OA: Sie sprachen gerade die ehemaligen GUS-Staaten an: Ist das Thema Doping immer noch ein großes?

Beucher: Ja natürlich. Ich bin sehr skeptisch, ob nur ungedopte Sportler starten werden. Wir wissen alle, dass pandemiebedingt die Kontrolldichte aufgerissen worden ist und Appelle an Fairness meistens nicht reichen. Auch bei den Paralympics tritt Russland nur als Organisation der russischen Sportler an. Das ist nach wie vor die Spitze eines unfairen Eisberges, den wir in der Weltsportgeschichte haben. In manchen Gegenden der Welt hängt so viel Geld am Sport, auch am paralympischen. Das rechtfertigt es nicht, erklärt es aber. Bei uns im deutschen Team gibt es keine Toleranzschwelle.

 

OA: Wie sehen ihre Aufgaben vor Ort konkret aus?

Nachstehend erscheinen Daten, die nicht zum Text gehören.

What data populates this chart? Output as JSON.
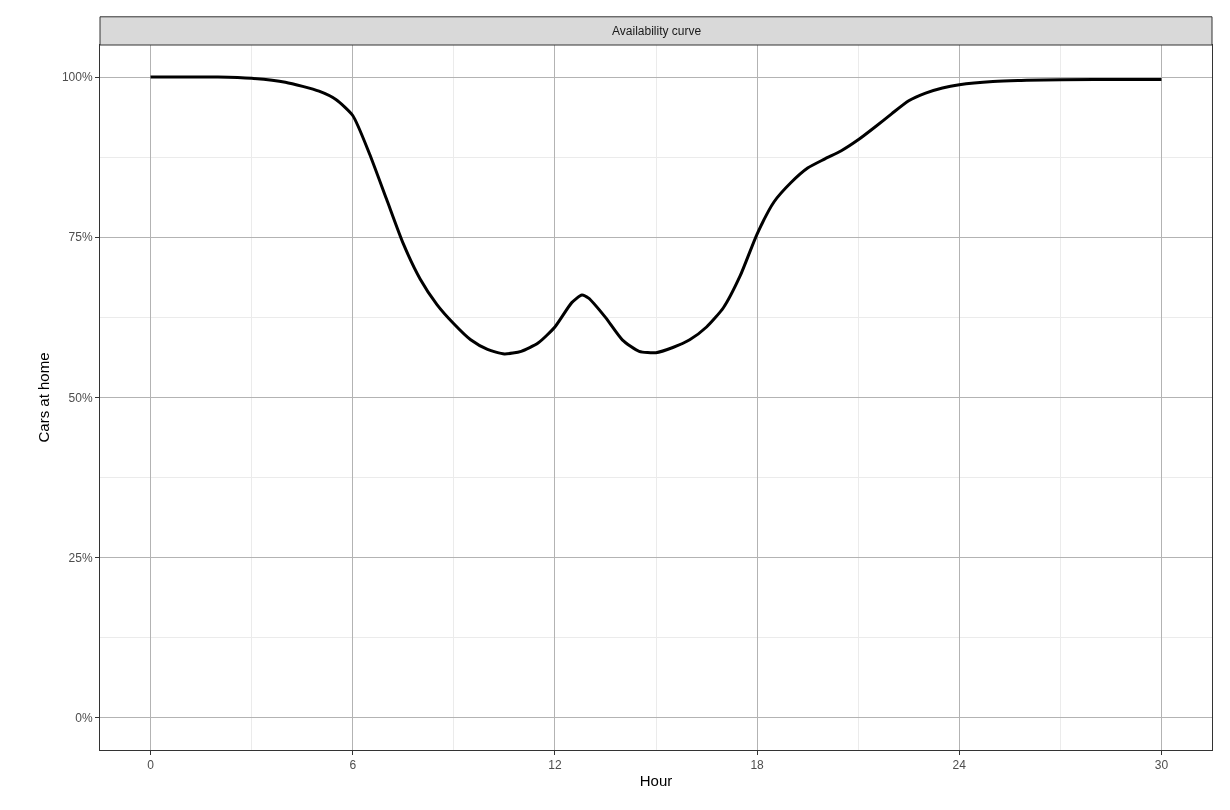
{
  "chart_data": {
    "type": "line",
    "title": "Availability curve",
    "xlabel": "Hour",
    "ylabel": "Cars at home",
    "x": [
      0,
      2,
      3,
      4,
      5,
      5.5,
      6,
      6.5,
      7,
      7.5,
      8,
      8.5,
      9,
      9.5,
      10,
      10.5,
      11,
      11.5,
      12,
      12.5,
      12.8,
      13,
      13.5,
      14,
      14.5,
      15,
      15.5,
      16,
      16.5,
      17,
      17.5,
      18,
      18.5,
      19,
      19.5,
      20,
      20.5,
      21,
      21.5,
      22,
      22.5,
      23,
      23.5,
      24,
      25,
      26,
      28,
      30
    ],
    "series": [
      {
        "color": "#000000",
        "values": [
          100,
          100,
          99.8,
          99.2,
          97.8,
          96.5,
          94,
          88,
          81,
          74,
          68.5,
          64.5,
          61.5,
          59,
          57.5,
          56.8,
          57.2,
          58.5,
          61,
          64.8,
          66,
          65.5,
          62.5,
          59,
          57.2,
          57,
          57.8,
          59,
          61,
          64,
          69,
          75.5,
          80.5,
          83.5,
          85.8,
          87.2,
          88.5,
          90.2,
          92.2,
          94.3,
          96.3,
          97.5,
          98.3,
          98.8,
          99.3,
          99.5,
          99.6,
          99.6
        ]
      }
    ],
    "xlim": [
      -1.5,
      31.5
    ],
    "xticks": [
      0,
      6,
      12,
      18,
      24,
      30
    ],
    "ylim": [
      -5,
      105
    ],
    "yticks": [
      {
        "value": 0,
        "label": "0%"
      },
      {
        "value": 25,
        "label": "25%"
      },
      {
        "value": 50,
        "label": "50%"
      },
      {
        "value": 75,
        "label": "75%"
      },
      {
        "value": 100,
        "label": "100%"
      }
    ],
    "grid": true,
    "line_style": "solid",
    "marker": "none"
  }
}
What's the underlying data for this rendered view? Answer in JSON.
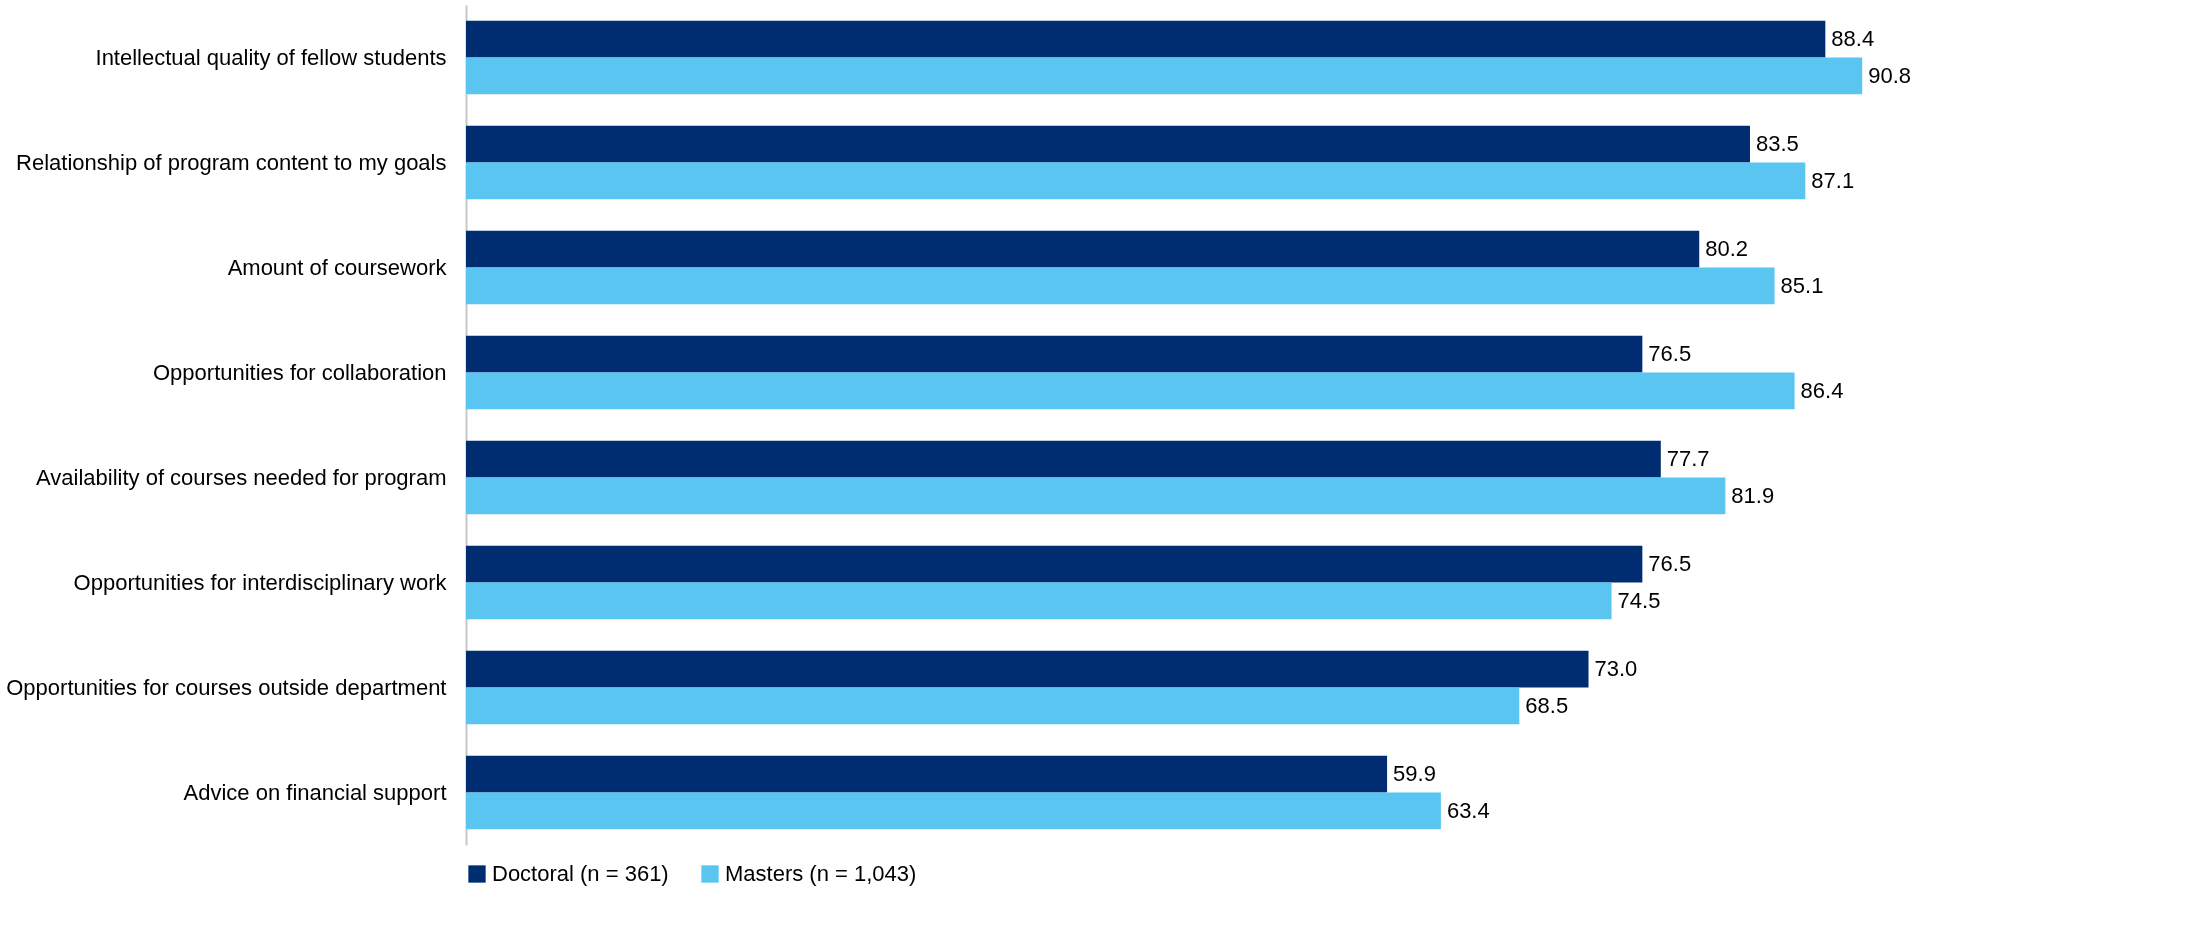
{
  "chart_data": {
    "type": "bar",
    "orientation": "horizontal",
    "categories": [
      "Intellectual quality of fellow students",
      "Relationship of program content to my goals",
      "Amount of coursework",
      "Opportunities for collaboration",
      "Availability of courses needed for program",
      "Opportunities for interdisciplinary work",
      "Opportunities for courses outside department",
      "Advice on financial support"
    ],
    "series": [
      {
        "name": "Doctoral (n = 361)",
        "color": "#002d72",
        "values": [
          88.4,
          83.5,
          80.2,
          76.5,
          77.7,
          76.5,
          73.0,
          59.9
        ],
        "value_labels": [
          "88.4",
          "83.5",
          "80.2",
          "76.5",
          "77.7",
          "76.5",
          "73.0",
          "59.9"
        ]
      },
      {
        "name": "Masters (n = 1,043)",
        "color": "#5bc5f2",
        "values": [
          90.8,
          87.1,
          85.1,
          86.4,
          81.9,
          74.5,
          68.5,
          63.4
        ],
        "value_labels": [
          "90.8",
          "87.1",
          "85.1",
          "86.4",
          "81.9",
          "74.5",
          "68.5",
          "63.4"
        ]
      }
    ],
    "legend": "bottom",
    "grid": false
  }
}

Beucher: Ich bin der Verantwortliche für alle Athleten und Athletinnen und Betreuer vor Ort. Die Verantwortung des sportlichen Teils ist auf den Chef de Mission übertragen. Bei Extremvorgängen berät man sich natürlich. Ich bin in diesem ständigen Kreis von fünf Städten der Austragungsorte unterwegs und überzeuge mich, ob alles läuft und gucke mir natürlich auch die Situation in den Wettkampfstätten an. Ich werde nicht nur Zuschauer sein, sondern spreche auch mit Betreuern und gucke mir andere Nationen an. Die lernen von uns, wir lernen von ihnen. Ich gehe davon aus, jeden Tag 12 Stunden auf den Beinen zu sein. Leider wird es coronabedingt in diesem Jahr kein deutsches Haus im Dorf geben, wo es sonst viele Zusammentreffen und Kontakte gegeben hätte.

 

 

OA: Bundespräsident Frank-Walter Steinmeier wird die Athleten verabschieden. Hatten Sie schon im Vorfeld zu ihm Kontakt oder sind Sie selbst gespannt, was er Ihnen und den Athleten mit auf den Weg geben wird?

Beucher: Ich sehe ihn bei unterschiedlichen Anlässen im Jahr. Wir haben regelmäßigen Kontakt und er rief mich im Mai an und teilte mir mit, dass es mit reine Reise nach Japan schwierig aussehe. Das Gespräch mit den Athleten vor Ort, was ihm sehr wichtig ist, muss damit ausfallen. Das hat er sehr bedauert. Gemeinsam haben wir nach einer Alternative gesucht und er wollte uns - wie seine Vorgänger auch - unbedingt am Flughafen verabschieden. Ich betrachte Frank Walter Steinmeier als einen großen interessierten Unterstützer des Behindertensportes in Deutschland, einschließlich Elke Büdenbender. Das war aber in all den Jahren bei jedem seiner Amtsvorgänger so.